Kompas.com - 02/02/2014, 13:02 WIB

KOMPAS.com -
Selama bunyi tak-tek-tok masih terdengar, berarti duit terus berputar. Begitu kata para perajin perabotan berbahan kaleng di Kampung Dukuh, Desa Pasirmukti, Citeureup, Kabupaten Bogor.

Memasuki Kampung Dukuh, Desa Pasirmukti, seperti memasuki dunia kaleng. Sejauh mata memandang, pelat-pelat kaleng yang baru maupun bekas terlihat menumpuk hingga ke gang-gang sempit. Permukaannya memantulkan bayangan pepohonan, rumah, dan kaki-kaki warga yang lalu lalang.

Di muka hampir semua rumah, kita bisa melihat produk berbahan kaleng tersusun rapi. Ada panci, kompor, kaleng kerupuk, tempat sampah, langseng, penggorengan, oven raksasa, aksesori mobil, bahkan knalpot sepeda motor. Barang-barang itu menunggu diangkut ke sejumlah pasar terutama di Jabodetabek.

Yang lebih khas dari kampung ini adalah suara tak-tek-tok yang bising. Bayangkan, di sana ada 135 keluarga yang membuka bengkel produksi kerajinan berbahan kaleng. Setiap bengkel menghasilkan suara tak-tek-tok yang keluar dari benturan palu menempa pelat kaleng. Bunyi itu terdengar ritmis dan bersahut-sahutan. Dedi Ahmadi (33), anak muda Kampung Dukuh, mengatakan, bunyi mulai terdengar di pagi hari dan baru berhenti malam hari. ”Yang bisa menghentikan suara tak-tek-tok di kampung ini hanya azan, waktu makan, dan istirahat,” ujar Dedi berseloroh.

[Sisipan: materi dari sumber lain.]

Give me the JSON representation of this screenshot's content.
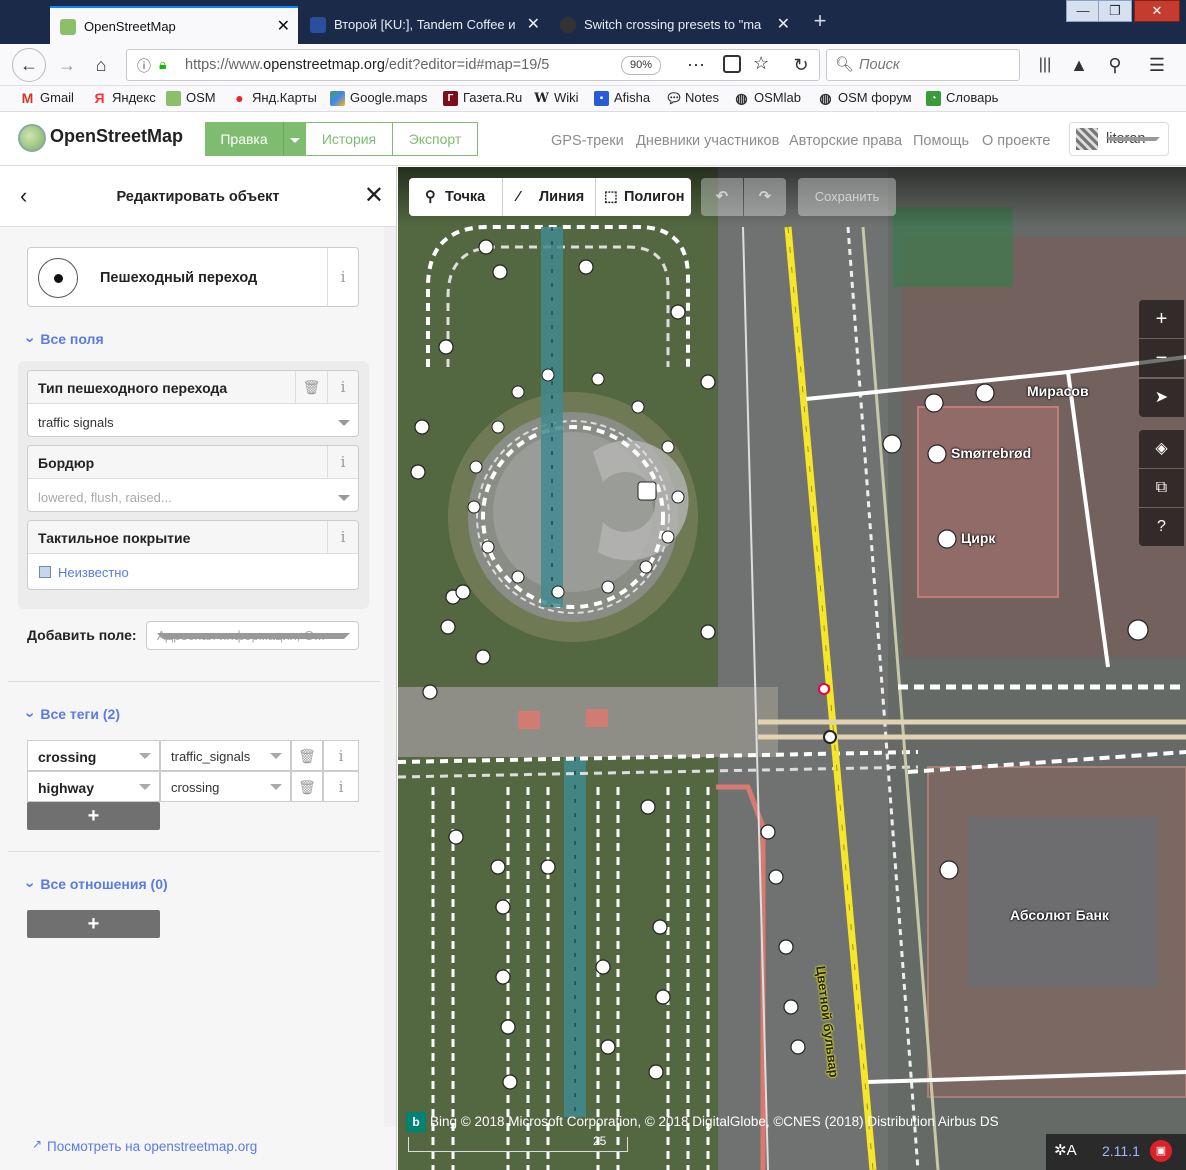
{
  "browser": {
    "tabs": [
      {
        "title": "OpenStreetMap",
        "active": true
      },
      {
        "title": "Второй [KU:], Tandem Coffee и",
        "active": false
      },
      {
        "title": "Switch crossing presets to \"ma",
        "active": false
      }
    ],
    "new_tab_symbol": "+",
    "window_controls": [
      "—",
      "❐",
      "✕"
    ],
    "url_prefix": "https://www.",
    "url_host": "openstreetmap.org",
    "url_path": "/edit?editor=id#map=19/5",
    "zoom": "90%",
    "search_placeholder": "Поиск",
    "bookmarks": [
      "Gmail",
      "Яндекс",
      "OSM",
      "Янд.Карты",
      "Google.maps",
      "Газета.Ru",
      "Wiki",
      "Afisha",
      "Notes",
      "OSMlab",
      "OSM форум",
      "Словарь"
    ]
  },
  "osm_header": {
    "logo": "OpenStreetMap",
    "edit_label": "Правка",
    "history_label": "История",
    "export_label": "Экспорт",
    "links": [
      "GPS-треки",
      "Дневники участников",
      "Авторские права",
      "Помощь",
      "О проекте"
    ],
    "username": "literan"
  },
  "sidebar": {
    "title": "Редактировать объект",
    "preset_name": "Пешеходный переход",
    "all_fields_label": "Все поля",
    "fields": [
      {
        "label": "Тип пешеходного перехода",
        "value": "traffic signals",
        "placeholder": false
      },
      {
        "label": "Бордюр",
        "value": "lowered, flush, raised...",
        "placeholder": true
      },
      {
        "label": "Тактильное покрытие",
        "value": "Неизвестно",
        "placeholder": false
      }
    ],
    "add_field_label": "Добавить поле:",
    "add_field_placeholder": "Адресная информация, О...",
    "all_tags_label": "Все теги (2)",
    "tags": [
      {
        "key": "crossing",
        "value": "traffic_signals"
      },
      {
        "key": "highway",
        "value": "crossing"
      }
    ],
    "all_relations_label": "Все отношения (0)",
    "add_symbol": "+",
    "info_symbol": "i",
    "view_on_osm": "Посмотреть на openstreetmap.org"
  },
  "map_toolbar": {
    "point": "Точка",
    "line": "Линия",
    "polygon": "Полигон",
    "save": "Сохранить"
  },
  "map_labels": {
    "mirasov": "Мирасов",
    "smorrebrod": "Smørrebrød",
    "circus": "Цирк",
    "bank": "Абсолют Банк",
    "street": "Цветной бульвар"
  },
  "map_footer": {
    "attribution_brand": "Bing",
    "attribution": "© 2018 Microsoft Corporation, © 2018 DigitalGlobe, ©CNES (2018) Distribution Airbus DS",
    "scale": "25",
    "version": "2.11.1"
  },
  "colors": {
    "osm_green": "#7ebc6f",
    "link_blue": "#597be7",
    "road_yellow": "#f6e629",
    "tab_bg": "#1c2a4a"
  }
}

Begitulah, bunyi kaleng bagai detak jantung yang menandakan bahwa ”kampung kaleng” masih ada. ”Kalau suara itu hilang artinya perajin kaleng di sini semuanya sudah bangkrut,” tambah Dedi.

Pelanggan tukang bakso

Siang itu, ia mengajak kami mampir ke bengkel kerja milik Anwarudin (45) di pojok kampung dekat kuburan. ”Konser” kaleng seperti menyambut kedatangan kami. Di sana ada dua pekerja yang sedang membuat langseng berbahan pelat kaleng tebal. Pelat-pelat itu mereka gunting dengan aneka pola. Lantas mereka ketok dan sambung hingga berbentuk silinder.

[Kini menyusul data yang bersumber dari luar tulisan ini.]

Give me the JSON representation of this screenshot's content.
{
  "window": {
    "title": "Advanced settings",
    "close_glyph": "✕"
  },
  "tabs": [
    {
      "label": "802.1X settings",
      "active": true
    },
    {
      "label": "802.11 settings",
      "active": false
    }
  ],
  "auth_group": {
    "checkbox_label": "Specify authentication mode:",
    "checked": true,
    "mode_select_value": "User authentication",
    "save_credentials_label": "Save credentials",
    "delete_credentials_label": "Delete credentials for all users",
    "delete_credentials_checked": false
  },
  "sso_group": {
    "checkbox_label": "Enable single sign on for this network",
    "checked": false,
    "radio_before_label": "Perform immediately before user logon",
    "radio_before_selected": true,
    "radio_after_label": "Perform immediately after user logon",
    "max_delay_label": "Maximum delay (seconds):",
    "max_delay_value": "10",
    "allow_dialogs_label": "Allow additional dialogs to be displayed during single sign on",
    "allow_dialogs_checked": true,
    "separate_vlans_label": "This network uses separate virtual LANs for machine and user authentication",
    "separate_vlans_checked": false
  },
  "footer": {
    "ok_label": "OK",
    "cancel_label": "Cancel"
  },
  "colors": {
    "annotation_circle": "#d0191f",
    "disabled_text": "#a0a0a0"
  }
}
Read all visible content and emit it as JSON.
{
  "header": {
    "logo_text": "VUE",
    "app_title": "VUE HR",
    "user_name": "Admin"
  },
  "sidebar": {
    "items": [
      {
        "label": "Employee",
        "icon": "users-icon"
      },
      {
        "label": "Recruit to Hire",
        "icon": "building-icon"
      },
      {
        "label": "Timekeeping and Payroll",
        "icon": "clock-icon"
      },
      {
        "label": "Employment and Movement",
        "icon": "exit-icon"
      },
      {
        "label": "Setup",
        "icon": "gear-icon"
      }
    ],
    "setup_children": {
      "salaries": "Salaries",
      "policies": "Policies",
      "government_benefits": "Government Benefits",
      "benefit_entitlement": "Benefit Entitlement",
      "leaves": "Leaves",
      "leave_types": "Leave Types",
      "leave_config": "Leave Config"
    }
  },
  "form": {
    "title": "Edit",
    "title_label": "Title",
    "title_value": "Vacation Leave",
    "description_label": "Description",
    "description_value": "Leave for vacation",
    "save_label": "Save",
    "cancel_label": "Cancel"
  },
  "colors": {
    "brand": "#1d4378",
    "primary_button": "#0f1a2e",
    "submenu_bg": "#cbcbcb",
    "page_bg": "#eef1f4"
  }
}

Anwarudin mengatakan, semua pekerjaan di bengkel kerjanya masih dilakukan secara manual. Itu sebabnya, bengkelnya hanya bisa memproduksi sekitar 10 langseng aneka ukuran setiap hari. Langseng itu ia jual dengan harga antara Rp 110.000-Rp 150.000 per buah. Barang serupa setelah masuk ke toko kelontong, harganya bisa melonjak hingga dua kali lipat.

”Pelanggan kami kebanyakan tukang bakso. Kalau bapak mau jualan bakso, silakan beli langsengnya di sini, mumpung harga pabrik,” kata Anwarudin bercanda.

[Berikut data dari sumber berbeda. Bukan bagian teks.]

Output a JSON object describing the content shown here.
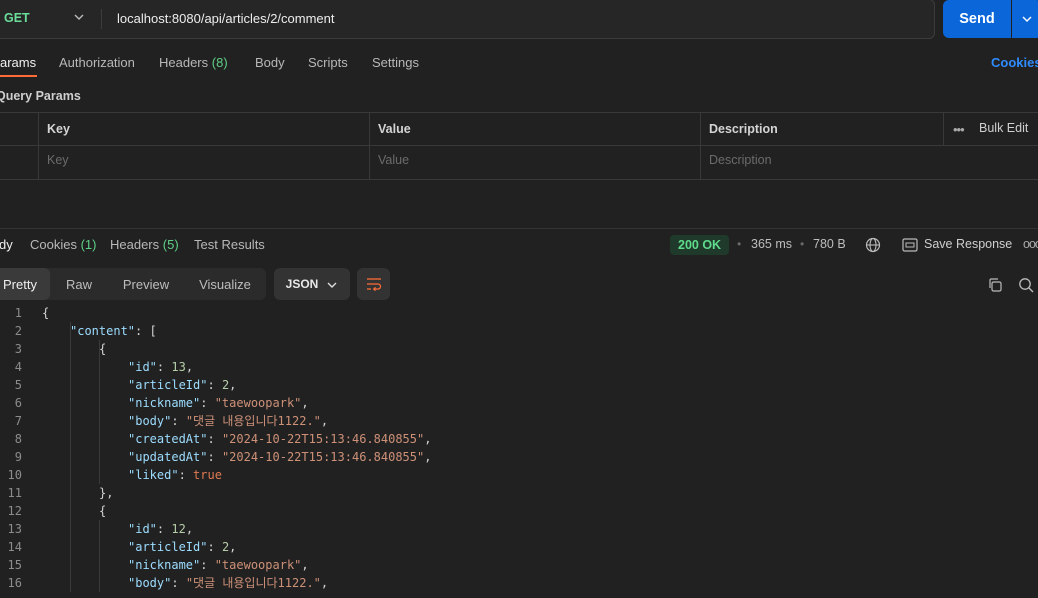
{
  "request": {
    "method": "GET",
    "url": "localhost:8080/api/articles/2/comment",
    "send_label": "Send"
  },
  "request_tabs": {
    "params": "arams",
    "authorization": "Authorization",
    "headers": "Headers",
    "headers_count": "(8)",
    "body": "Body",
    "scripts": "Scripts",
    "settings": "Settings",
    "cookies": "Cookies"
  },
  "query_params": {
    "title": "Query Params",
    "columns": {
      "key": "Key",
      "value": "Value",
      "description": "Description"
    },
    "bulk_edit": "Bulk Edit",
    "placeholders": {
      "key": "Key",
      "value": "Value",
      "description": "Description"
    }
  },
  "response_tabs": {
    "body": "dy",
    "cookies": "Cookies",
    "cookies_count": "(1)",
    "headers": "Headers",
    "headers_count": "(5)",
    "test_results": "Test Results"
  },
  "response_meta": {
    "status": "200 OK",
    "time": "365 ms",
    "size": "780 B",
    "save_response": "Save Response"
  },
  "body_toolbar": {
    "views": [
      "Pretty",
      "Raw",
      "Preview",
      "Visualize"
    ],
    "active_view": "Pretty",
    "format": "JSON"
  },
  "code_lines": [
    {
      "n": "1",
      "t": [
        [
          "p",
          "{"
        ]
      ]
    },
    {
      "n": "2",
      "t": [
        [
          "k",
          "\"content\""
        ],
        [
          "p",
          ": ["
        ]
      ]
    },
    {
      "n": "3",
      "t": [
        [
          "p",
          "{"
        ]
      ]
    },
    {
      "n": "4",
      "t": [
        [
          "k",
          "\"id\""
        ],
        [
          "p",
          ": "
        ],
        [
          "n",
          "13"
        ],
        [
          "p",
          ","
        ]
      ]
    },
    {
      "n": "5",
      "t": [
        [
          "k",
          "\"articleId\""
        ],
        [
          "p",
          ": "
        ],
        [
          "n",
          "2"
        ],
        [
          "p",
          ","
        ]
      ]
    },
    {
      "n": "6",
      "t": [
        [
          "k",
          "\"nickname\""
        ],
        [
          "p",
          ": "
        ],
        [
          "s",
          "\"taewoopark\""
        ],
        [
          "p",
          ","
        ]
      ]
    },
    {
      "n": "7",
      "t": [
        [
          "k",
          "\"body\""
        ],
        [
          "p",
          ": "
        ],
        [
          "s",
          "\"댓글 내용입니다1122.\""
        ],
        [
          "p",
          ","
        ]
      ]
    },
    {
      "n": "8",
      "t": [
        [
          "k",
          "\"createdAt\""
        ],
        [
          "p",
          ": "
        ],
        [
          "s",
          "\"2024-10-22T15:13:46.840855\""
        ],
        [
          "p",
          ","
        ]
      ]
    },
    {
      "n": "9",
      "t": [
        [
          "k",
          "\"updatedAt\""
        ],
        [
          "p",
          ": "
        ],
        [
          "s",
          "\"2024-10-22T15:13:46.840855\""
        ],
        [
          "p",
          ","
        ]
      ]
    },
    {
      "n": "10",
      "t": [
        [
          "k",
          "\"liked\""
        ],
        [
          "p",
          ": "
        ],
        [
          "b",
          "true"
        ]
      ]
    },
    {
      "n": "11",
      "t": [
        [
          "p",
          "},"
        ]
      ]
    },
    {
      "n": "12",
      "t": [
        [
          "p",
          "{"
        ]
      ]
    },
    {
      "n": "13",
      "t": [
        [
          "k",
          "\"id\""
        ],
        [
          "p",
          ": "
        ],
        [
          "n",
          "12"
        ],
        [
          "p",
          ","
        ]
      ]
    },
    {
      "n": "14",
      "t": [
        [
          "k",
          "\"articleId\""
        ],
        [
          "p",
          ": "
        ],
        [
          "n",
          "2"
        ],
        [
          "p",
          ","
        ]
      ]
    },
    {
      "n": "15",
      "t": [
        [
          "k",
          "\"nickname\""
        ],
        [
          "p",
          ": "
        ],
        [
          "s",
          "\"taewoopark\""
        ],
        [
          "p",
          ","
        ]
      ]
    },
    {
      "n": "16",
      "t": [
        [
          "k",
          "\"body\""
        ],
        [
          "p",
          ": "
        ],
        [
          "s",
          "\"댓글 내용입니다1122.\""
        ],
        [
          "p",
          ","
        ]
      ]
    }
  ],
  "colors": {
    "send": "#0b66d9",
    "method": "#6bdd9a",
    "status": "#5fdb8c",
    "active_tab_underline": "#ff6c37",
    "link": "#2f8cff"
  }
}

Di rumah Nurman (38) yang menyempil di dalam kebun, beberapa pekerja sedang merakit oven. Oven yang ia produksi sebagian berukuran jumbo dengan panjang lebih dari 1 meter. ”Biasanya yang beli oven seperti ini tukang roti,” katanya mulai bercerita.

Ia hanya sanggup membuat 2-3 unit oven ukuran sedang dan besar setiap hari. Oven produksinya ia jual antara Rp 450.000-Rp 2,3 juta bergantung pada ukuran. Tidak jauh dari rumah Nurman, ada beberapa rumah yang memproduksi alat penyiram air, panci, hingga aneka aksesori mobil. ”Pokoknya semua perabotan berbahan pelat kaleng bisa dibuat di sini,” tambah Nurman.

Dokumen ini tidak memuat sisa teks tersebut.